Au Mali, de grands partis ont émergé depuis l’avènement du multipartisme intégral, en 1992. La plupart d’entre eux n’ont qu’un seul leader visible sur la scène, sans une figure pour le seconder et assurer la relève.
« À part l’Adema, qui est en train de faire sa mue, aujourd’hui tous les partis politiques ne tiennent qu’à une seule personne, ou presque ». C’est le constat dressé par Woyo Konaté, Docteur en philosophie politique et enseignant à l’Université des sciences juridiques et politiques de Bamako. Au Mali, chaque parti politique est sous le monopole de son leader.

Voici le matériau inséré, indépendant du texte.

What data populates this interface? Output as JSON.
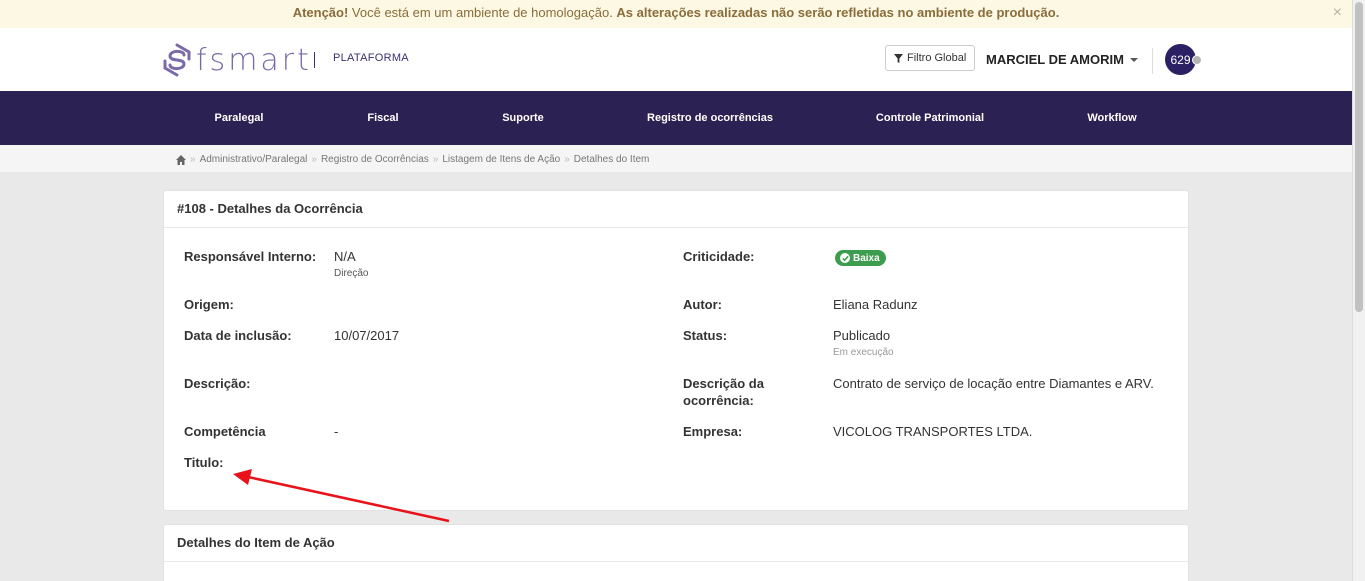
{
  "alert": {
    "strong": "Atenção!",
    "text": " Você está em um ambiente de homologação. ",
    "strong2": "As alterações realizadas não serão refletidas no ambiente de produção.",
    "close": "×"
  },
  "header": {
    "logo_text": "fsmart",
    "platform": "PLATAFORMA",
    "filter_button": "Filtro Global",
    "user_name": "MARCIEL DE AMORIM",
    "badge_count": "629"
  },
  "nav": {
    "items": [
      {
        "label": "Paralegal"
      },
      {
        "label": "Fiscal"
      },
      {
        "label": "Suporte"
      },
      {
        "label": "Registro de ocorrências"
      },
      {
        "label": "Controle Patrimonial"
      },
      {
        "label": "Workflow"
      }
    ]
  },
  "breadcrumb": {
    "items": [
      {
        "label": "Administrativo/Paralegal"
      },
      {
        "label": "Registro de Ocorrências"
      },
      {
        "label": "Listagem de Itens de Ação"
      },
      {
        "label": "Detalhes do Item"
      }
    ],
    "separator": "»"
  },
  "details": {
    "title": "#108 - Detalhes da Ocorrência",
    "responsavel_label": "Responsável Interno:",
    "responsavel_value": "N/A",
    "responsavel_sub": "Direção",
    "criticidade_label": "Criticidade:",
    "criticidade_value": "Baixa",
    "origem_label": "Origem:",
    "autor_label": "Autor:",
    "autor_value": "Eliana Radunz",
    "data_label": "Data de inclusão:",
    "data_value": "10/07/2017",
    "status_label": "Status:",
    "status_value": "Publicado",
    "status_sub": "Em execução",
    "descricao_label": "Descrição:",
    "descricao_ocorrencia_label_1": "Descrição da",
    "descricao_ocorrencia_label_2": "ocorrência:",
    "descricao_ocorrencia_value": "Contrato de serviço de locação entre Diamantes e ARV.",
    "competencia_label": "Competência",
    "competencia_value": "-",
    "empresa_label": "Empresa:",
    "empresa_value": "VICOLOG TRANSPORTES LTDA.",
    "titulo_label": "Titulo:"
  },
  "item_panel": {
    "title": "Detalhes do Item de Ação"
  },
  "colors": {
    "nav_bg": "#2b2152",
    "badge_green": "#3c9d4e",
    "annotation_arrow": "#e8121b"
  }
}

À part lui, rares sont les membres du parti qui sont mis en lumière. « C’est la nature même de la politique qui veut que les différentes formations qui s’expriment sur le terrain démocratique soient tirées par des personnalités très charismatiques. Au Mali, en Afrique et ailleurs, ces partis sont identifiés à des personnes plutôt qu’à des formations politiques pures et dures », tente de plaider Cheick Oumar Diallo, Secrétaire politique de l’ADP Maliba. « Aux États-Unis, quand on parle du parti républicain on pense à Trump et pour le parti démocrate à Hillary Clinton. Les visages ont pris le dessus sur les partis, de telle sorte que quand on parle de l’ADP, c’est Aliou Diallo, de l’URD, c’est Soumaila Cissé et du RPM, c’est IBK. C’est une tournure des choses qui pose le problème de la pluralité des personnalités au sein des différentes formations », poursuit-il. Le multipartisme a été pourtant une exigence fondamentale en 1991, mais il a abouti aujourd’hui à « un désordre ». « Tous les statuts et règlements des partis politiques sont les mêmes. Leur objectif, c’est d’obtenir le financement de l’État », dénonce Cheick Diallo, Secrétaire administratif chargé des structures au parti ASMA. Il en appelle à un « centralisme démocratique » et non à « des partis unipersonnels ».
Quelle incidence ?
Les partis deviennent orphelins quand l’étoile de leur chef s’éteint, faute de dauphin. « Quand ATT a laissé le pouvoir, le PDES est allé en déconfiture. C’est la même chose avec les soubresauts que connait l’Adema depuis le départ d’Alpha Oumar Konaré », affirme Cheick Oumar Diallo, ajoutant que « cela pose la question de l’organisation et du fonctionnement des partis politiques ». Pour le Dr Woyo Konaté « les valeurs et l’idéologie sont reléguées au profit de celui qui finance ». Des réalités qui biaisent l’animation de la chose politique. Pour un renouveau politique, « il faut laisser s’exprimer des visages différents de ceux qu’on connait depuis des dizaines d’années », souhaite le Secrétaire politique de l’ADP Maliba, qui estime que son parti est un exemple.